Dannenberg, under orders from Gen. Dwight D. Eisenhower to gather Nazi records and submit them for use in the Nuremberg War Crimes Trials, photographed the documents with his Minox spy camera and gave them to his superior, Gen. George S. Patton.
But then the documents -- the only surviving original copies -- went missing and never made it into prosecutors' hands for use during the trials or into the collection of Nazi records now held in the U.S. National Archives. For Dannenberg, the discovery became little more than a personal memory which he didn't have the evidence to prove.
The Nuremberg Laws surfaced 54 years later at a small museum in San Marino, California, where Patton had deposited them for his personal safekeeping. And they were finally transferred this summer to the U.S. National Archives in Washington. Today, they were put on display for the first time.
While Dannenberg didn't survive to see the transfer of the records he first found – he died in August at age 94 – his family, who had been regaled for decades with his tale of the discovery, said he would be thrilled.
"We never saw the documents but we believed him," said Dannenberg's son, Richard, of his father's war story. "I'm sure he knows that they're here now. He would be proud."
Nuremberg Laws Charted Dark Course for Jews
Martin Dannenberg told the Baltimore Sun in a 1999 interview that he saw the discovery as incredibly ironic. "I had the most peculiar feeling when I had this in my hand, that I should be the one who should uncover this," he said. "Because here is this thing that begins the persecution of the Jews, and a Jewish person has found it."
Patton whisked the documents out of Europe and deposited them with the Huntington Museum near his family property in California. The General later died in a car accident, and the museum, lacking instructions from Patton, secretly kept the documents in a vault for decades.

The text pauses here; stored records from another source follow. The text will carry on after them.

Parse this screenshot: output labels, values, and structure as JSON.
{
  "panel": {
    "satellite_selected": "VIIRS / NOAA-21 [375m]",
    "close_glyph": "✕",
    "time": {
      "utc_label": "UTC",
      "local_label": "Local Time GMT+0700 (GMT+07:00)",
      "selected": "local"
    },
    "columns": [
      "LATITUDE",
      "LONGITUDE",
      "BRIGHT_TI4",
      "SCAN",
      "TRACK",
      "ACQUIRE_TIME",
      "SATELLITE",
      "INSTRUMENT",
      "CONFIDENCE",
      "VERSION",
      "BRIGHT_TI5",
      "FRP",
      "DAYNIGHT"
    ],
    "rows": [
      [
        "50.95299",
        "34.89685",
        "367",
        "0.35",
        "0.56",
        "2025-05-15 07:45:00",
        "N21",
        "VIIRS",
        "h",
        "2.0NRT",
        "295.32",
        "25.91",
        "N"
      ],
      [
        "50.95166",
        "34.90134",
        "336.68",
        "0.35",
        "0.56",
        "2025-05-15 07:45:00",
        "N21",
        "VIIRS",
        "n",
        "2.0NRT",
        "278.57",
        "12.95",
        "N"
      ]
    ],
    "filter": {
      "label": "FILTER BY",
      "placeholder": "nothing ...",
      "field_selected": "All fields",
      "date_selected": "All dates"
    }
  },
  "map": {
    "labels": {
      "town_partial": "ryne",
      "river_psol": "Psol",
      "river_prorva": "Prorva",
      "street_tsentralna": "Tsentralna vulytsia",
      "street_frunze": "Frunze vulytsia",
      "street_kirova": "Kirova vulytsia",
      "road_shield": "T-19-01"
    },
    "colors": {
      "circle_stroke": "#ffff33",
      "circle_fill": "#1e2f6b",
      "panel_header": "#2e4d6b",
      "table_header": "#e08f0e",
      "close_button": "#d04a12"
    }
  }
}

The laws appeared publicly for the first time in 1999 when the Huntington loaned them to the Skirball Cultural Center in Los Angeles. But Dannenberg didn't immediately receive the credit.
"There was a comment that said General Patton found these documents and went in, guns blazing, to get them," said Richard Dannenberg. "When my father saw that, he said, 'wait a minute, that's not right. I'm the one who found the documents!'"
Dannenberg's story was later corroborated by government archivists and historians and the museum has since corrected its records.
"Had Patton not taken them back to California … these would have been used at the [Nuremberg War Crimes] trial, and when the trail was over, these records would have come to us in 1947," said National Archives senior archivist Greg Bradsher.
"What was significant about the find of the original Nuremberg Laws was … the symbolic nature of the documents themselves – what they intended to do and what they helped create," he said. "These were the first laws to marginalize a whole group of people before they came up with a definition of what a Jew was."
The documents will remain a permanent part of the U.S. Government collection of records from the Nuremberg War Crimes Trials.